Soyons pragmatique et penchons-nous sur le cas de cet événemencier (*)  qui pour remercier de façon personnalisée les participants présents à sa journée, a collecté des données personnelles sur ces derniers de quatre manières différentes. Il se retrouve donc avec quatre listings (quatre fichiers, donc) d’informations (de données, donc) sur les personnes désirant recevoir les présents de sa gratitude.

(*) Dans cet article nous conviendrons que c’est un professionnel d’un des métiers de l’événementiel conducteur dudit événement.

 

  1. Les informations du premier listing ont été collectées à la discrétion des participants eux-mêmes, seuls face au formulaire distribué.
  2. Les informations du second listing ont été collectées via une robotique conçue pour ce faire dans laquelle le participant y entre seul puis en sort une fois les processus terminés.
  3. Les informations du troisième listing ont été collecté par un professionnel libéral dont le métier et liée aux informations ciblées par l’événemencier.
  4. Le quatrième listing a été établi dans les mêmes conditions que le premier avec la promesse d’une récompense exceptionnelle aux participants qui donneraient une information sur une particularité de leur anatomie.

 

Sur lequel des listings selon vous, va s’appuyer notre événemencier pour remercier pleinement les volontaires participants à sa journée?

 

Face au dilemme du choix d’un fichier ou à en faire la synthèse, il décide de faire intervenir un consultant qui lui rend un avis sur les éléments de sa problématique qui en réalité, est de ne vouloir polluer son système d’informations professionnel de données erronées.

 

 (A) La fiabilité des informations de ce listing ne peut être mesurée sur la base de leurs sources, bien qu’émanant des sujets eux-mêmes. Nombreuses sont les personnes qui ignorent des choses intimes sur elles-mêmes et en inventent pour ne pas à l’avouer. Il y a celles qui en font amalgames. Celles qui les surestiment ou les sous-estiment soit parce qu’elles ne s’en souviennent plus ou par simple perfidie. Il y a les blagueurs, …
 (D) En plus des mêmes raisons que sur le listing A, sur celui-ci, peuvent apparaitre les personnes qui sont dans la compétition perpétuelle et fausseraient les informations par appât du gain. Celles qui espèrent rapporter la récompense à une personne chère, …
 (B) Ici, Seul le constructeur de la robotique (ou l’exploitant) peut attester de la fiabilité des informations recueillies par sa machine. Après avoir attesté du respect du programme de sa maintenance, du certificat d’étalonnage récent, …, et du respect des consignes du déroulement des processus.

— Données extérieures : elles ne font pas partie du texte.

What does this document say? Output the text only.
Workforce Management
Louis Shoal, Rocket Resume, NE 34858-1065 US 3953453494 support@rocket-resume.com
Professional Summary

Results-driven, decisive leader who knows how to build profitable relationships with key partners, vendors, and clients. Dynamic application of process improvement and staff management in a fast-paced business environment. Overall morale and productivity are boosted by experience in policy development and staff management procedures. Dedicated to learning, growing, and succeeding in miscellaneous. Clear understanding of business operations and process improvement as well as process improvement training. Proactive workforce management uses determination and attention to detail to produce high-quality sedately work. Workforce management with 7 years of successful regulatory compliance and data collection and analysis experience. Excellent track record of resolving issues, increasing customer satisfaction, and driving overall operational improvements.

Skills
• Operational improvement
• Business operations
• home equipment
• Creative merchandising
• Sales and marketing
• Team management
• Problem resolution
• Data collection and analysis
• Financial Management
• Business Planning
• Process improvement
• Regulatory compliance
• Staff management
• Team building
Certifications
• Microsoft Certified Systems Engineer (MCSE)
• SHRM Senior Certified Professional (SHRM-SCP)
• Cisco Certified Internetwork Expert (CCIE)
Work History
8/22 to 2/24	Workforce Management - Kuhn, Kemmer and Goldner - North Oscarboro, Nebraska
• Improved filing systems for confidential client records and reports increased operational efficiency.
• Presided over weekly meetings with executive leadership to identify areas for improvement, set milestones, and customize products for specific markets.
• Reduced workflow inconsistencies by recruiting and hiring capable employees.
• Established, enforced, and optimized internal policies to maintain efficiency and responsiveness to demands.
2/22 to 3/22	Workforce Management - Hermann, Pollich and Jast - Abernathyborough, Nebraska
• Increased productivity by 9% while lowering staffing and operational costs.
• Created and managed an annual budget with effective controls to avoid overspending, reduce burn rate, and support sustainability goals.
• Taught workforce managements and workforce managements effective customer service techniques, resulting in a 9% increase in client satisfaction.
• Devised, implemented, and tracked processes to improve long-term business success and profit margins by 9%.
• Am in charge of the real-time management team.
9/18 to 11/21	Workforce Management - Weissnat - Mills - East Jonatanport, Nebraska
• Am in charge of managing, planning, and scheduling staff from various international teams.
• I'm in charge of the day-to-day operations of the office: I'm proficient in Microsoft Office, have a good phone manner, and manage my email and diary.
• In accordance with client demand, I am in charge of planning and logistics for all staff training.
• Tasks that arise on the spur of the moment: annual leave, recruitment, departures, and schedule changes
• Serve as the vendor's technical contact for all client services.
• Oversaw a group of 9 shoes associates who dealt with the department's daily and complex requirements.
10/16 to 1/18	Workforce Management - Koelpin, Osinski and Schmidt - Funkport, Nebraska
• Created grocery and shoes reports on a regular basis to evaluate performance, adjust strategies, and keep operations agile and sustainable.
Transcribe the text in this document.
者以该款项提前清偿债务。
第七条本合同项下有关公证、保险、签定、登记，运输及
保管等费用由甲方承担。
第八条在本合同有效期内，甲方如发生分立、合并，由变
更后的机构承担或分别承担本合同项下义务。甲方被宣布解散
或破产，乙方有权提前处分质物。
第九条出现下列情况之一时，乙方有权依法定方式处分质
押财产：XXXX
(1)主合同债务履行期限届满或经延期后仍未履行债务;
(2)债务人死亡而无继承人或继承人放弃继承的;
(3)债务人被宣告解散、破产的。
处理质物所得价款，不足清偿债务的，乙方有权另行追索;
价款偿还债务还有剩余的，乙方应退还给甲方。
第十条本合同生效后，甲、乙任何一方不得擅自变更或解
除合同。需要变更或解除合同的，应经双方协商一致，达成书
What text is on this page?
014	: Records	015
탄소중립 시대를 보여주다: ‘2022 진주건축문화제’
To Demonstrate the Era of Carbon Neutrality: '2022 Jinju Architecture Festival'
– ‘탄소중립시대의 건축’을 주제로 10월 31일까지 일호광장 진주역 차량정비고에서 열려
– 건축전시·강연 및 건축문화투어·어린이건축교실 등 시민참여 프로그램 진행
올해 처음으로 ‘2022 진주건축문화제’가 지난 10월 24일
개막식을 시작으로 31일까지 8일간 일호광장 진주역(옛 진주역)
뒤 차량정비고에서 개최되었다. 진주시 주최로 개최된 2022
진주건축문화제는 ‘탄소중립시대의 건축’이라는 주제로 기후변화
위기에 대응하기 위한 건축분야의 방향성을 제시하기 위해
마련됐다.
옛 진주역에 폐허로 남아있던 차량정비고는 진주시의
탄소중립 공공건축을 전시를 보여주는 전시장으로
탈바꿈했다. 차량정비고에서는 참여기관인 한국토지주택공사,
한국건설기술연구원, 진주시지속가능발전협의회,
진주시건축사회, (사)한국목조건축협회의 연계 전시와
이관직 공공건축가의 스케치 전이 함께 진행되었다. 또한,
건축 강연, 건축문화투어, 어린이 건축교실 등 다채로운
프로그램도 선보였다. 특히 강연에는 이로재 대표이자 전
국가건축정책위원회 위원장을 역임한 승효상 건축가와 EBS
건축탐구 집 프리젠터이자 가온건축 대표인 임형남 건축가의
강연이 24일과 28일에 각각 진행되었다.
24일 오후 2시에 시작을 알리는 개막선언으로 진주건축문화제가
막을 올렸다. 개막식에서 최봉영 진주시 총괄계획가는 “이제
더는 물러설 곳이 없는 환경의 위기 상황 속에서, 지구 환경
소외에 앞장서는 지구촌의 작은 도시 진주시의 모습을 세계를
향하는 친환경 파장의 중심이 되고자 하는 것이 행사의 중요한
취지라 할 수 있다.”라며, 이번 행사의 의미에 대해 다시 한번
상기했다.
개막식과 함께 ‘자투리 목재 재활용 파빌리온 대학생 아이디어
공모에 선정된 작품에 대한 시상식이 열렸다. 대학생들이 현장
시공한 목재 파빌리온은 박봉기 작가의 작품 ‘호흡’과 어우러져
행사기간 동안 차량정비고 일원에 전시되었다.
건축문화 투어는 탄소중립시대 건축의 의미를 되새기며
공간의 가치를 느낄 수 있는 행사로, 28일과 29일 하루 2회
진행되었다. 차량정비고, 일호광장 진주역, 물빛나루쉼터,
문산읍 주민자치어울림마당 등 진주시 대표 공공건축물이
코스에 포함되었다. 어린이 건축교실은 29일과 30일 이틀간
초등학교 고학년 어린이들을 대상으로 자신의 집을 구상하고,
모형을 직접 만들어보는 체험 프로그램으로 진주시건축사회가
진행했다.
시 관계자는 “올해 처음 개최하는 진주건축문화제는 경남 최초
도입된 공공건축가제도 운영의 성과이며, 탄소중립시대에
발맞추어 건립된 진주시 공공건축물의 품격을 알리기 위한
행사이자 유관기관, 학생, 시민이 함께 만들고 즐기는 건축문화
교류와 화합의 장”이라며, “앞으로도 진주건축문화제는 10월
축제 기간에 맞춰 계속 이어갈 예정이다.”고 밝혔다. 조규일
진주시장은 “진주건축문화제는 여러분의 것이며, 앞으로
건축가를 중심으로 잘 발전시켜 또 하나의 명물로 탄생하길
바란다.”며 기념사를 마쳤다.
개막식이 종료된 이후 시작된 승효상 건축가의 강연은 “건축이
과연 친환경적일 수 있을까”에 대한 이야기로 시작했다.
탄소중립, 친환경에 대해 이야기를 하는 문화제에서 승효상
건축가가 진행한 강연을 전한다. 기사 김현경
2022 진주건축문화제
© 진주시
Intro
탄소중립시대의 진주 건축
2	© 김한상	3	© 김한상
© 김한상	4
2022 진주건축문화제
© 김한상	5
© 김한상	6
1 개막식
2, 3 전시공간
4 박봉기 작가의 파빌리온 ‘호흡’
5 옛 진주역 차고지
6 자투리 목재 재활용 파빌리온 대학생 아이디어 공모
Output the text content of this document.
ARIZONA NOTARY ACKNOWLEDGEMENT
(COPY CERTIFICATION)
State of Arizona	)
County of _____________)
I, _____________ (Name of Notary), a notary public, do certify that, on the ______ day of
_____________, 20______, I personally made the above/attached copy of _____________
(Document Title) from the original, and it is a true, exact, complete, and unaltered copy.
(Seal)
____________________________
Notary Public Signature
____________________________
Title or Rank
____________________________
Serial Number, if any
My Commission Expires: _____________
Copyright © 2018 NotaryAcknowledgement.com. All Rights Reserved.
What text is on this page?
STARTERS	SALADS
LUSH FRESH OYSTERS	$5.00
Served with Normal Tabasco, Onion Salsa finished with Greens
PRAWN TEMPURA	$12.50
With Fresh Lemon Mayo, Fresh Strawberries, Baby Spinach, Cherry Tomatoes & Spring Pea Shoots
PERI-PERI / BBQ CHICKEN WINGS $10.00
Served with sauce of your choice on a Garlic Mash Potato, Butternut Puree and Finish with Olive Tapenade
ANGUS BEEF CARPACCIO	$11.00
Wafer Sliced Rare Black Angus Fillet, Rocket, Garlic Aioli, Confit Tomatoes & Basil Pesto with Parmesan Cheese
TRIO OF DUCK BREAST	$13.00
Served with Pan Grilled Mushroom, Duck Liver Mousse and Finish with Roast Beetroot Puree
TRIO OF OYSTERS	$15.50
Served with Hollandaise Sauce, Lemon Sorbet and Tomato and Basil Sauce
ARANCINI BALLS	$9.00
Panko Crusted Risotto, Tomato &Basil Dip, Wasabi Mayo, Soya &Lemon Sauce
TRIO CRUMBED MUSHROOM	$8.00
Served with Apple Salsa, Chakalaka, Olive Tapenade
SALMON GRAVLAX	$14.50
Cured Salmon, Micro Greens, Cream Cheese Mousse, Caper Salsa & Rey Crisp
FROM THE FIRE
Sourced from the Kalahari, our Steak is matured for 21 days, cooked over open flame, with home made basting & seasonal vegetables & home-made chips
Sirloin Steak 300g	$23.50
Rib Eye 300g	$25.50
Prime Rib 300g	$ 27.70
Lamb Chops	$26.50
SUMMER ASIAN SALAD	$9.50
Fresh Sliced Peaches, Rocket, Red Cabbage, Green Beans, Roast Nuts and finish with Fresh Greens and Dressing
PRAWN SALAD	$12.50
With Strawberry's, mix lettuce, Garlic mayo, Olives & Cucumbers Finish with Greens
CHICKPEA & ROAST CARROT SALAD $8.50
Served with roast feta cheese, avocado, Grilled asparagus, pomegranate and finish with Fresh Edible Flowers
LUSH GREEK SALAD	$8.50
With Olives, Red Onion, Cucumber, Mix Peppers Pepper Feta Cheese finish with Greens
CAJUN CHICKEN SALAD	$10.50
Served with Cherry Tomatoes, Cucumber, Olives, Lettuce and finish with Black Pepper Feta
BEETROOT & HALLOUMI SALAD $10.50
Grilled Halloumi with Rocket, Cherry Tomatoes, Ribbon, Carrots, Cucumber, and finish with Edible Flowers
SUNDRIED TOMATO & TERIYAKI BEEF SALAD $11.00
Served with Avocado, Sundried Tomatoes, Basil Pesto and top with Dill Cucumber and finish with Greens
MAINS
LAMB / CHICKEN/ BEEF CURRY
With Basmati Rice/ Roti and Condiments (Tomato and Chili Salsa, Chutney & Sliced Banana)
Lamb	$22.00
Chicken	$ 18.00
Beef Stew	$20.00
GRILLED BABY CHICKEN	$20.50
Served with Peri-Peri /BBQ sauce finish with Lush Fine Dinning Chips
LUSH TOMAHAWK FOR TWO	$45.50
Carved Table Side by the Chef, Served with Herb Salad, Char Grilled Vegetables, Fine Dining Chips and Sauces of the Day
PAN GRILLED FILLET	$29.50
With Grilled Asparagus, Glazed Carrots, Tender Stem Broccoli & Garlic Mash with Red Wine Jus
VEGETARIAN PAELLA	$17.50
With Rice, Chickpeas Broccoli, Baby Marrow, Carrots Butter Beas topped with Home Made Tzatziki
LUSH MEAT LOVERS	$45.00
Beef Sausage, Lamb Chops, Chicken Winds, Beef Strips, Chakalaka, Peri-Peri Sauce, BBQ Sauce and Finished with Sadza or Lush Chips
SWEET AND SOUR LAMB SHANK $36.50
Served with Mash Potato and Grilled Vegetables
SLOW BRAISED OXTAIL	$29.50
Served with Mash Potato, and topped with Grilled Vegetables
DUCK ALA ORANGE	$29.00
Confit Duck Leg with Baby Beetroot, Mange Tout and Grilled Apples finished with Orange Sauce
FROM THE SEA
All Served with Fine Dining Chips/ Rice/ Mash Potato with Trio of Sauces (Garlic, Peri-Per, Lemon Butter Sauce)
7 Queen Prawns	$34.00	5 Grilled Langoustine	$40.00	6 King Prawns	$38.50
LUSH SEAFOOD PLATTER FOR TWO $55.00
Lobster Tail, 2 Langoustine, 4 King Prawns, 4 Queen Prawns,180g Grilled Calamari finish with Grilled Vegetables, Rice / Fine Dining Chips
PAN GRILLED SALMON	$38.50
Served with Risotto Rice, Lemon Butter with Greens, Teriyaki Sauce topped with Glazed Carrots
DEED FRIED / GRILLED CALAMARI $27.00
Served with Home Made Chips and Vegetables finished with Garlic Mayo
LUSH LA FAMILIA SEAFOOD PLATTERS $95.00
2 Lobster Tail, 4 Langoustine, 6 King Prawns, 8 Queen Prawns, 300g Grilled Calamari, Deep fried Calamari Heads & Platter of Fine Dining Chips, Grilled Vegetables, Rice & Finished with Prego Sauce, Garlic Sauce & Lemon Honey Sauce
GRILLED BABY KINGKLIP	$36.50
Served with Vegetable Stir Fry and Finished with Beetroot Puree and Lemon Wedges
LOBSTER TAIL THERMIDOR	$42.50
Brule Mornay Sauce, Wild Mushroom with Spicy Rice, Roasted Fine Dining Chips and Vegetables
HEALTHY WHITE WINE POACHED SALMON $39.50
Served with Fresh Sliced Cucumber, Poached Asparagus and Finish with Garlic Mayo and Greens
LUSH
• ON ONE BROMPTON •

Effectivement seules dans la machine, il peut y avoir des personne qui n’auraient pas respecté les consignes, par simple incompréhension, par distraction ou par vice et encore…

 (C) Les informations de ce listing portent le sceau de leur récupérateur. Elles sont fiables non parce que le professionnel qui les a recueillies en a fait son métier, mais parce qu’il est Libéral (*). Les informations recueillies dans ce contexte l’ont été non seulement dans une science et un savoir-faire, mais au nom du professionnel libéral lui-même.

Jamais ce dernier ne reporterait une information fausse ou fallacieuse sur le formulaire, au risque d’en avoir la conscience torturée, mais surtout pour ne pas à en répondre devant ses pairs de l’ordre du métier ou de sa chambre professionnelle (son syndicat).

  (*) Larousse

Se dit d’une profession qui a pour objet un travail intellectuel effectué sans lien de subordination entre celui qui l’effectue et celui pour le compte de qui il est effectué, et dont la rémunération ne revêt aucun caractère commercial ou spéculatif (notaire, avocat, médecin, expert-comptable, etc.) ; se dit de quelqu’un qui exerce cette profession, du travail lui-même.